Não é a primeira vez que esta coluna faz sátira com estereótipos da extrema direita. O que não imaginava é que uma dessas publicações se tornaria ferramenta do próprio alvo da chacota.
Na semana passada, esta coluna fez uma sátira com as fake news que pipocam na deep web das "tias do zap". Não foi nenhuma novidade. Já haviam feito piada com usos de cachorros como ingrediente de refeições e usado todos os trocadilhos com sobrenomes como Benjamin Arrola e Jacinto Pinto para enganar os patriotas. Mas a torta na cara deu uma guinada de 180° e foi para a cara de quem tentava dar.
O texto alertava os "patriotas" sobre as ameaças do governo Lula. Uma delas seria a substituição do Ministério da Mulher para o chamado "Ministério de Todes", que iria instituir o uso do gênero neutro na língua portuguesa. Os temores incluíam a substituição do garfo e faca por foice e martelo, e a vinda de Mikhail Gorbatchov, que só não traria sua cadela Laika pois a tinha devorado no almoço.
Achava que os absurdos descartavam qualquer mal-entendido.

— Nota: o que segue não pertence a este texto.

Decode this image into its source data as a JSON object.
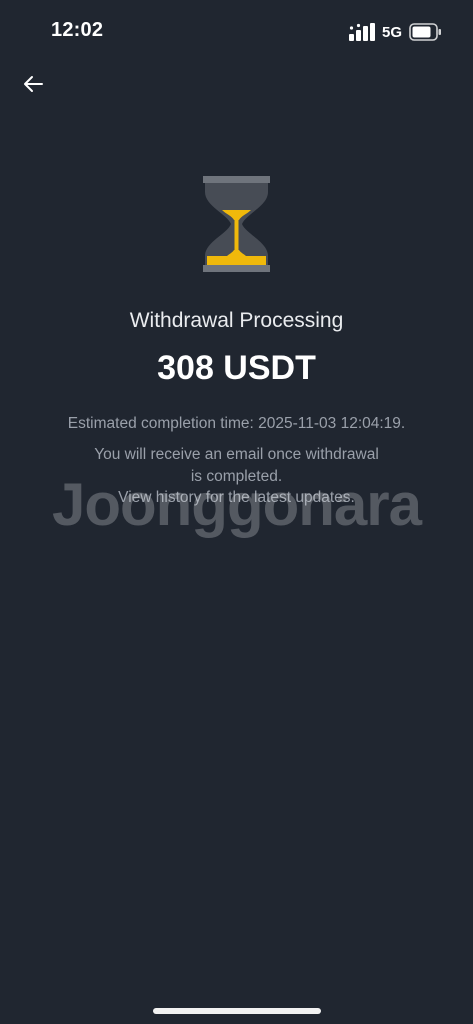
{
  "status_bar": {
    "time": "12:02",
    "network": "5G",
    "icons": [
      "signal-icon",
      "battery-icon"
    ]
  },
  "nav": {
    "back_icon": "arrow-left-icon"
  },
  "status_icon": "hourglass-icon",
  "withdrawal": {
    "title": "Withdrawal Processing",
    "amount": "308 USDT",
    "estimate": "Estimated completion time: 2025-11-03 12:04:19.",
    "info_line1": "You will receive an email once withdrawal",
    "info_line2": "is completed.",
    "info_line3": "View history for the latest updates."
  },
  "watermark": "Joonggonara",
  "colors": {
    "background": "#202630",
    "accent": "#f0b90b",
    "muted_text": "#9aa0aa"
  }
}
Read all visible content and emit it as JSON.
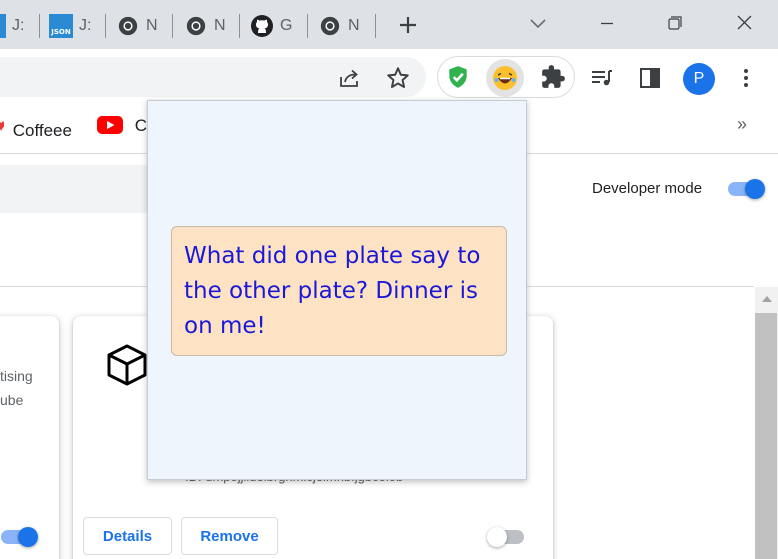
{
  "tabs": [
    {
      "favicon": "json-icon",
      "title": "J:"
    },
    {
      "favicon": "json-icon",
      "title": "J:"
    },
    {
      "favicon": "chrome-icon",
      "title": "N"
    },
    {
      "favicon": "chrome-icon",
      "title": "N"
    },
    {
      "favicon": "github-icon",
      "title": "G"
    },
    {
      "favicon": "chrome-icon",
      "title": "N"
    }
  ],
  "json_favicon_text": "JSON",
  "toolbar": {
    "avatar_letter": "P"
  },
  "bookmarks": [
    {
      "icon": "heart-icon",
      "label": "Coffeee"
    },
    {
      "icon": "youtube-icon",
      "label": "Co"
    }
  ],
  "bookmarks_more": "»",
  "extensions_page": {
    "developer_mode_label": "Developer mode",
    "developer_mode_on": true,
    "left_card_fragments": [
      "tising",
      "ube"
    ],
    "card": {
      "id_text": "ID: dmpojjlldelbrghmicjelmnbfjgbcolob",
      "details_label": "Details",
      "remove_label": "Remove",
      "enabled": false
    }
  },
  "popup": {
    "joke": "What did one plate say to the other plate? Dinner is on me!",
    "background": "#eef5fc",
    "box_background": "#fde3c4",
    "text_color": "#1c18d8"
  },
  "colors": {
    "accent": "#1a73e8",
    "tabstrip": "#dee1e6"
  }
}
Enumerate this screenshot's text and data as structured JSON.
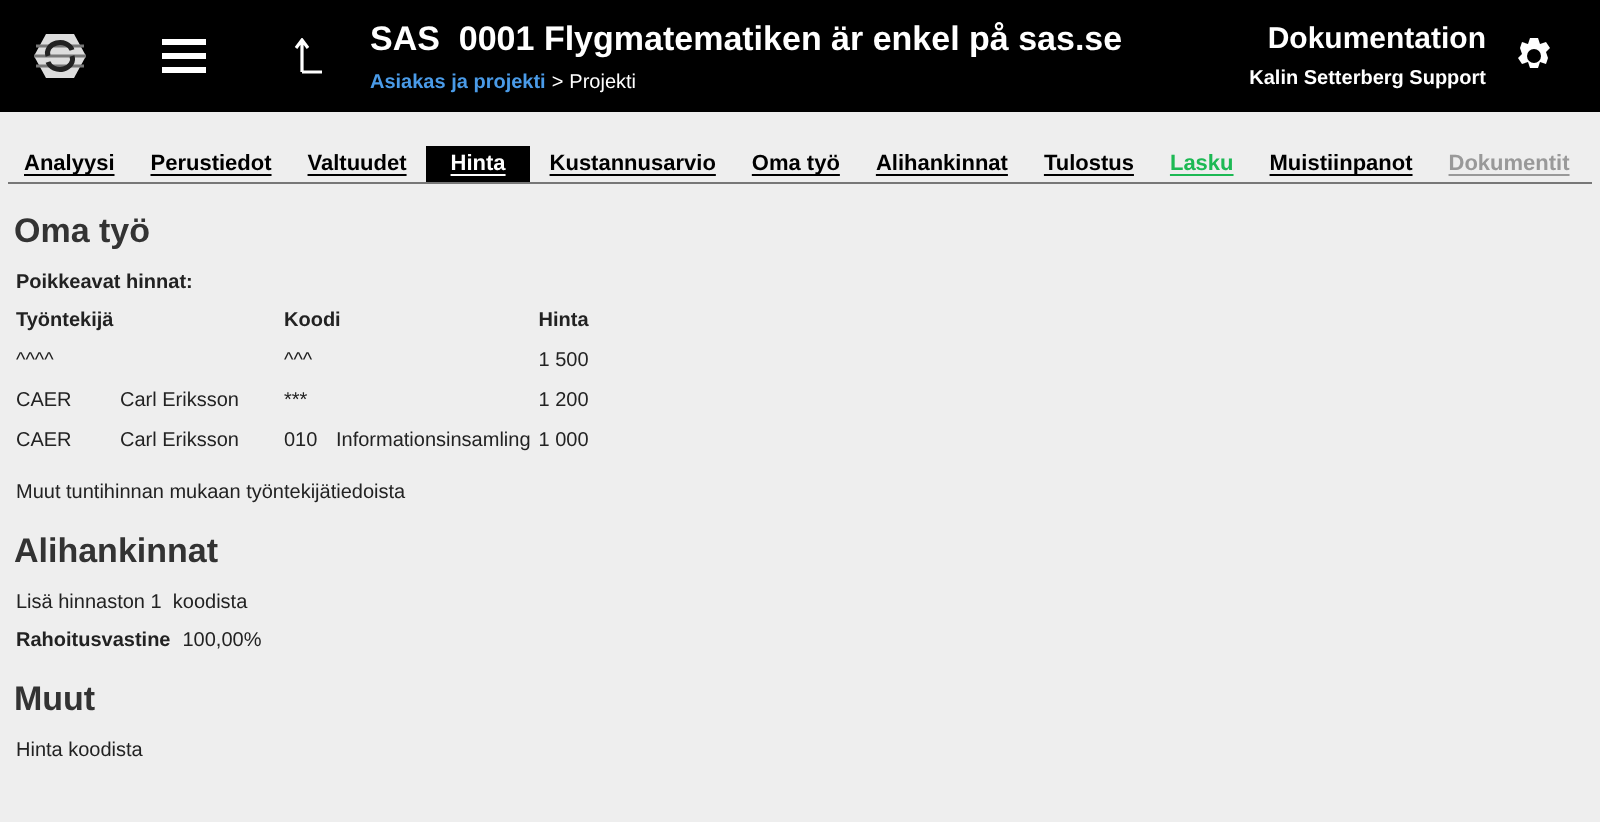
{
  "header": {
    "title": "SAS  0001 Flygmatematiken är enkel på sas.se",
    "breadcrumb": {
      "link": "Asiakas ja projekti",
      "separator": ">",
      "current": "Projekti"
    },
    "module": "Dokumentation",
    "user": "Kalin Setterberg Support"
  },
  "tabs": [
    {
      "label": "Analyysi",
      "selected": false,
      "disabled": false,
      "highlighted": false
    },
    {
      "label": "Perustiedot",
      "selected": false,
      "disabled": false,
      "highlighted": false
    },
    {
      "label": "Valtuudet",
      "selected": false,
      "disabled": false,
      "highlighted": false
    },
    {
      "label": "Hinta",
      "selected": true,
      "disabled": false,
      "highlighted": false
    },
    {
      "label": "Kustannusarvio",
      "selected": false,
      "disabled": false,
      "highlighted": false
    },
    {
      "label": "Oma työ",
      "selected": false,
      "disabled": false,
      "highlighted": false
    },
    {
      "label": "Alihankinnat",
      "selected": false,
      "disabled": false,
      "highlighted": false
    },
    {
      "label": "Tulostus",
      "selected": false,
      "disabled": false,
      "highlighted": false
    },
    {
      "label": "Lasku",
      "selected": false,
      "disabled": false,
      "highlighted": true
    },
    {
      "label": "Muistiinpanot",
      "selected": false,
      "disabled": false,
      "highlighted": false
    },
    {
      "label": "Dokumentit",
      "selected": false,
      "disabled": true,
      "highlighted": false
    }
  ],
  "own_work": {
    "heading": "Oma työ",
    "subheading": "Poikkeavat hinnat:",
    "columns": [
      "Työntekijä",
      "Koodi",
      "Hinta"
    ],
    "rows": [
      {
        "employee_code": "^^^^",
        "employee_name": "",
        "code": "^^^",
        "code_name": "",
        "price": "1 500"
      },
      {
        "employee_code": "CAER",
        "employee_name": "Carl Eriksson",
        "code": "***",
        "code_name": "",
        "price": "1 200"
      },
      {
        "employee_code": "CAER",
        "employee_name": "Carl Eriksson",
        "code": "010",
        "code_name": "Informationsinsamling",
        "price": "1 000"
      }
    ],
    "note": "Muut tuntihinnan mukaan työntekijätiedoista"
  },
  "subcontracting": {
    "heading": "Alihankinnat",
    "note": "Lisä hinnaston 1  koodista",
    "field_label": "Rahoitusvastine",
    "field_value": "100,00%"
  },
  "other": {
    "heading": "Muut",
    "note": "Hinta koodista"
  }
}
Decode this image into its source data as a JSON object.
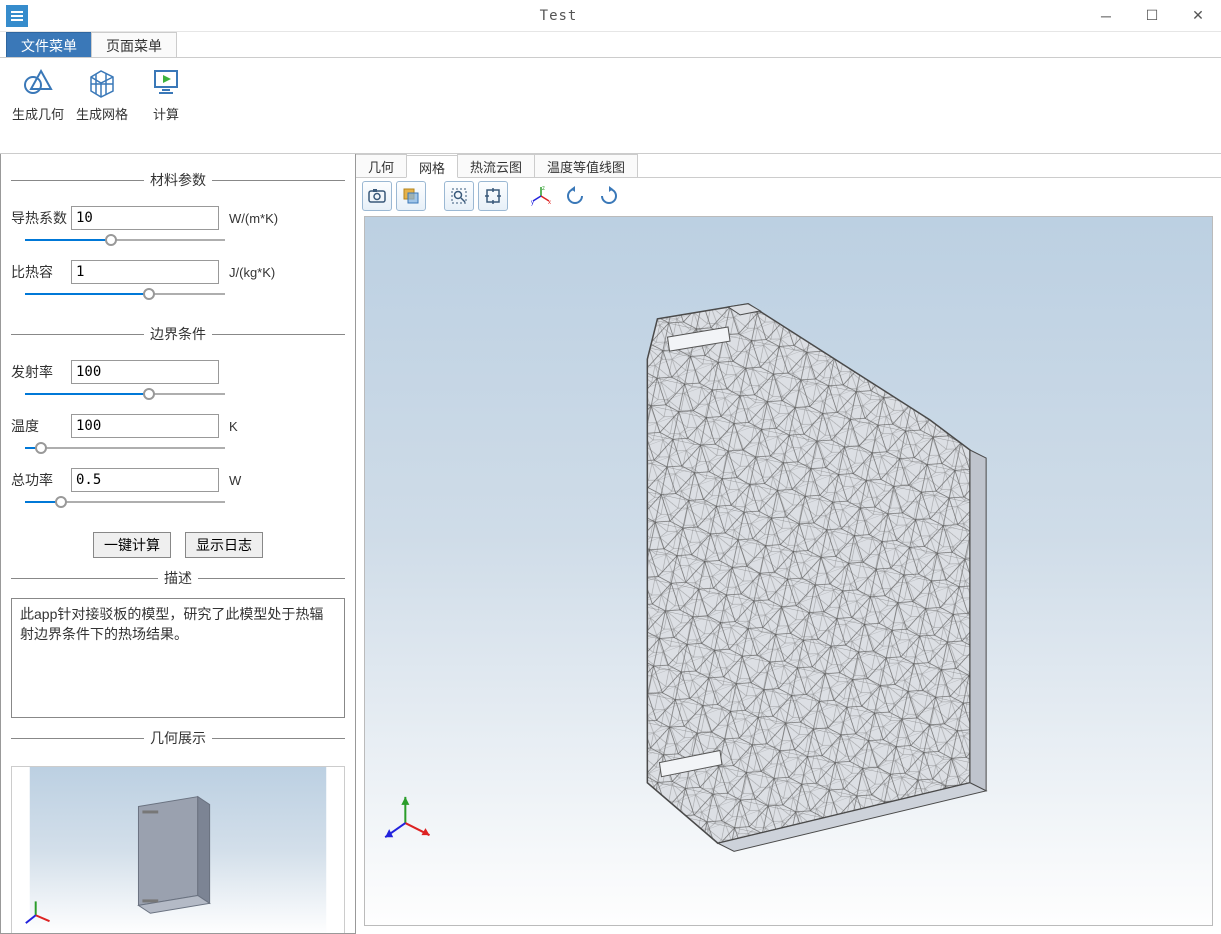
{
  "window": {
    "title": "Test"
  },
  "menu": {
    "tabs": [
      "文件菜单",
      "页面菜单"
    ],
    "active_index": 0
  },
  "ribbon": {
    "items": [
      {
        "label": "生成几何"
      },
      {
        "label": "生成网格"
      },
      {
        "label": "计算"
      }
    ]
  },
  "sidebar": {
    "sections": {
      "material": {
        "title": "材料参数",
        "params": {
          "conductivity": {
            "label": "导热系数",
            "value": "10",
            "unit": "W/(m*K)",
            "slider_pct": 43
          },
          "specific_heat": {
            "label": "比热容",
            "value": "1",
            "unit": "J/(kg*K)",
            "slider_pct": 62
          }
        }
      },
      "bc": {
        "title": "边界条件",
        "params": {
          "emissivity": {
            "label": "发射率",
            "value": "100",
            "unit": "",
            "slider_pct": 62
          },
          "temperature": {
            "label": "温度",
            "value": "100",
            "unit": "K",
            "slider_pct": 8
          },
          "total_power": {
            "label": "总功率",
            "value": "0.5",
            "unit": "W",
            "slider_pct": 18
          }
        }
      },
      "description": {
        "title": "描述",
        "text": "此app针对接驳板的模型，研究了此模型处于热辐射边界条件下的热场结果。"
      },
      "geom_preview": {
        "title": "几何展示"
      }
    },
    "buttons": {
      "compute": "一键计算",
      "show_log": "显示日志"
    }
  },
  "viewport": {
    "tabs": [
      "几何",
      "网格",
      "热流云图",
      "温度等值线图"
    ],
    "active_index": 1
  }
}
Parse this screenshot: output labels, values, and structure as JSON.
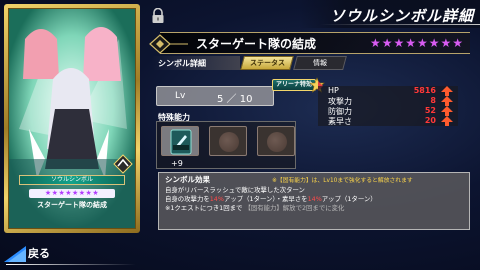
{
  "header": {
    "title": "ソウルシンボル詳細"
  },
  "card": {
    "caption": "ソウルシンボル",
    "stars": "★★★★★★★★",
    "name": "スターゲート隊の結成"
  },
  "symbol": {
    "name": "スターゲート隊の結成",
    "rarity_stars": "★★★★★★★★"
  },
  "tabs": {
    "symbol_detail": "シンボル詳細",
    "status": "ステータス",
    "info": "情報"
  },
  "level": {
    "label": "Lv",
    "value": "5 ／ 10"
  },
  "arena_badge": "アリーナ特効",
  "stats": [
    {
      "label": "HP",
      "value": "5816"
    },
    {
      "label": "攻撃力",
      "value": "8"
    },
    {
      "label": "防御力",
      "value": "52"
    },
    {
      "label": "素早さ",
      "value": "20"
    }
  ],
  "special_ability": {
    "title": "特殊能力",
    "plus": "+9"
  },
  "effect": {
    "title": "シンボル効果",
    "note": "※【固有能力】は、Lv10まで強化すると解放されます",
    "line1": "自身がリバースラッシュで敵に攻撃した次ターン",
    "line2_a": "自身の攻撃力を",
    "line2_p1": "14%",
    "line2_b": "アップ（1ターン）・素早さを",
    "line2_p2": "14%",
    "line2_c": "アップ（1ターン）",
    "line3_a": "※1クエストにつき1回まで",
    "line3_b": "【固有能力】解放で2回までに変化"
  },
  "back": {
    "label": "戻る"
  }
}
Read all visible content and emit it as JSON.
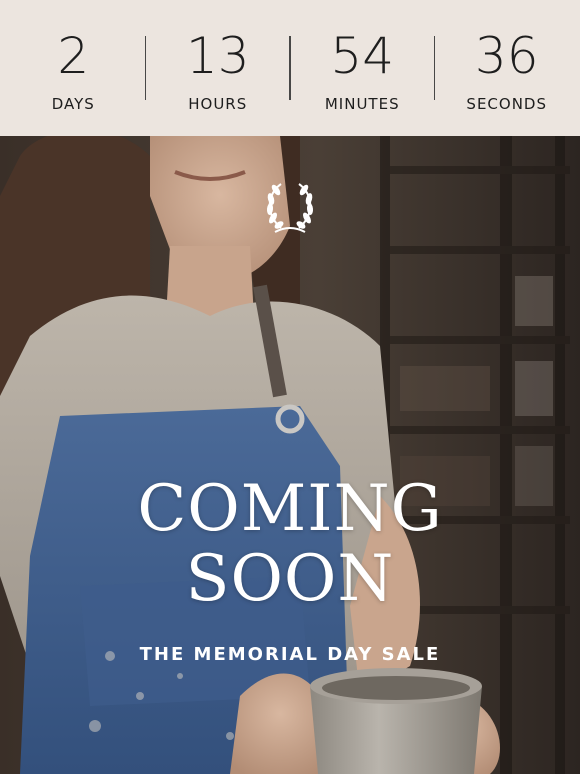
{
  "countdown": {
    "units": [
      {
        "value": "2",
        "label": "DAYS"
      },
      {
        "value": "13",
        "label": "HOURS"
      },
      {
        "value": "54",
        "label": "MINUTES"
      },
      {
        "value": "36",
        "label": "SECONDS"
      }
    ]
  },
  "hero": {
    "emblem": "laurel-wreath-icon",
    "headline_line1": "COMING",
    "headline_line2": "SOON",
    "subheadline": "THE MEMORIAL DAY SALE"
  },
  "colors": {
    "banner_bg": "#ece5df",
    "text_dark": "#1e1e1e",
    "hero_text": "#ffffff",
    "denim": "#3d5a86"
  }
}
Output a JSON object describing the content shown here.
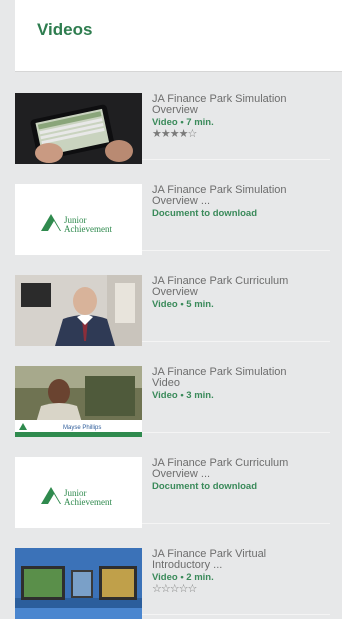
{
  "header": {
    "title": "Videos"
  },
  "items": [
    {
      "title_line1": "JA Finance Park Simulation",
      "title_line2": "Overview",
      "subtitle": "Video • 7 min.",
      "rating": 4,
      "rating_text": "★★★★☆"
    },
    {
      "title_line1": "JA Finance Park Simulation",
      "title_line2": "Overview ...",
      "subtitle": "Document to download"
    },
    {
      "title_line1": "JA Finance Park Curriculum",
      "title_line2": "Overview",
      "subtitle": "Video • 5 min."
    },
    {
      "title_line1": "JA Finance Park Simulation",
      "title_line2": "Video",
      "subtitle": "Video • 3 min."
    },
    {
      "title_line1": "JA Finance Park Curriculum",
      "title_line2": "Overview ...",
      "subtitle": "Document to download"
    },
    {
      "title_line1": "JA Finance Park Virtual",
      "title_line2": "Introductory ...",
      "subtitle": "Video • 2 min.",
      "rating": 0,
      "rating_text": "☆☆☆☆☆"
    }
  ],
  "logo": {
    "line1": "Junior",
    "line2": "Achievement"
  },
  "caption": {
    "name": "Mayse Phillips"
  },
  "colors": {
    "accent": "#2e7d4f",
    "brand_green": "#2f8a4e"
  }
}
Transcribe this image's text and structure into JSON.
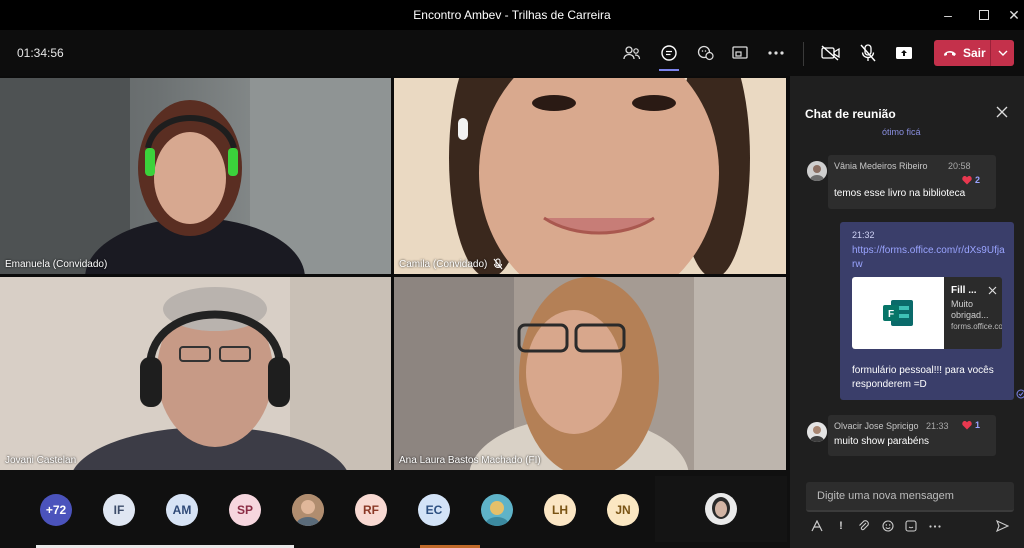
{
  "window": {
    "title": "Encontro Ambev - Trilhas de Carreira",
    "controls": [
      "minimize",
      "maximize",
      "close"
    ]
  },
  "toolbar": {
    "timer": "01:34:56",
    "buttons": [
      "people-icon",
      "chat-icon",
      "reactions-icon",
      "share-tray-icon",
      "more-icon",
      "camera-off-icon",
      "mic-off-icon",
      "share-content-icon"
    ],
    "leave_label": "Sair"
  },
  "participants": [
    {
      "name": "Emanuela (Convidado)",
      "muted": false
    },
    {
      "name": "Camila (Convidado)",
      "muted": true
    },
    {
      "name": "Jovani Castelan",
      "muted": false
    },
    {
      "name": "Ana Laura Bastos Machado (FI)",
      "muted": false
    }
  ],
  "gallery": {
    "more_count": "+72",
    "avatars": [
      {
        "initials": "IF",
        "bg": "#dfe6f2",
        "fg": "#3d4d6a"
      },
      {
        "initials": "AM",
        "bg": "#d7e3f5",
        "fg": "#2f4a78"
      },
      {
        "initials": "SP",
        "bg": "#f6d6de",
        "fg": "#8b2c45"
      },
      {
        "initials": "",
        "photo": true
      },
      {
        "initials": "RF",
        "bg": "#f8d9d2",
        "fg": "#8a3826"
      },
      {
        "initials": "EC",
        "bg": "#d3e3f7",
        "fg": "#2c4f80"
      },
      {
        "initials": "",
        "photo": true
      },
      {
        "initials": "LH",
        "bg": "#fbe6c4",
        "fg": "#7a5414"
      },
      {
        "initials": "JN",
        "bg": "#fbe7c2",
        "fg": "#7a5414"
      }
    ]
  },
  "chat": {
    "title": "Chat de reunião",
    "partial_top": "ótimo ficá",
    "messages": [
      {
        "author": "Vânia Medeiros Ribeiro",
        "time": "20:58",
        "text": "temos esse livro na biblioteca",
        "reactions": "2"
      },
      {
        "time": "21:32",
        "link": "https://forms.office.com/r/dXs9Ufjarw",
        "card_title": "Fill ...",
        "card_desc": "Muito obrigad...",
        "card_domain": "forms.office.com",
        "text": "formulário pessoal!!! para vocês responderem =D"
      },
      {
        "author": "Olvacir Jose Spricigo",
        "time": "21:33",
        "text": "muito show parabéns",
        "reactions": "1"
      }
    ],
    "compose_placeholder": "Digite uma nova mensagem"
  },
  "colors": {
    "accent": "#7b83eb",
    "leave": "#c4314b",
    "heart": "#e8384f",
    "link": "#9aa4ff"
  }
}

Mas não podemos subestimar o poder da imaginação de quem acredita em mamadeira de piroca e kit gay.
Logo que a coluna foi publicada no site da Folha, recebi mensagens avisando que o texto estava sendo compartilhado por bolsonaristas, indignados com a criação do "Ministério de Todes".
"Caminhamos a passos largos para a destruição." "Quando o Brasil estiver no buraco mais fundo, faz o ‘L’." "Vai começar a palhaçada do Partido das Trevas!!! Ministério de Todes, escolas comunistas!"
O presidente da Câmara dos Vereadores de Vitória, Davi Esmael (PSD), escreveu no Twitter: "Somos cristãos e jamais podemos abrir mão dos nossos princípios e valores. O texto revela o que nos aguarda num futuro próximo. Nossa luta jamais será em vão". Difícil entender tal repulsa do vereador. Como cristão, ele deveria conhecer a mensagem de Cristo —"ame o próximo como a si mesmo"—, o que inclui todos e todas, ou seja, todes. Quanto à luta de Esmael, sempre será em vão se for contra piadas de colunas de humor.
Sem falar que não há razão para se indignarem tanto com um "Ministério de Todes". Depois que o atual governo cortou 99% das verbas para as mulheres, finalmente seríamos contempladas em algum departamento.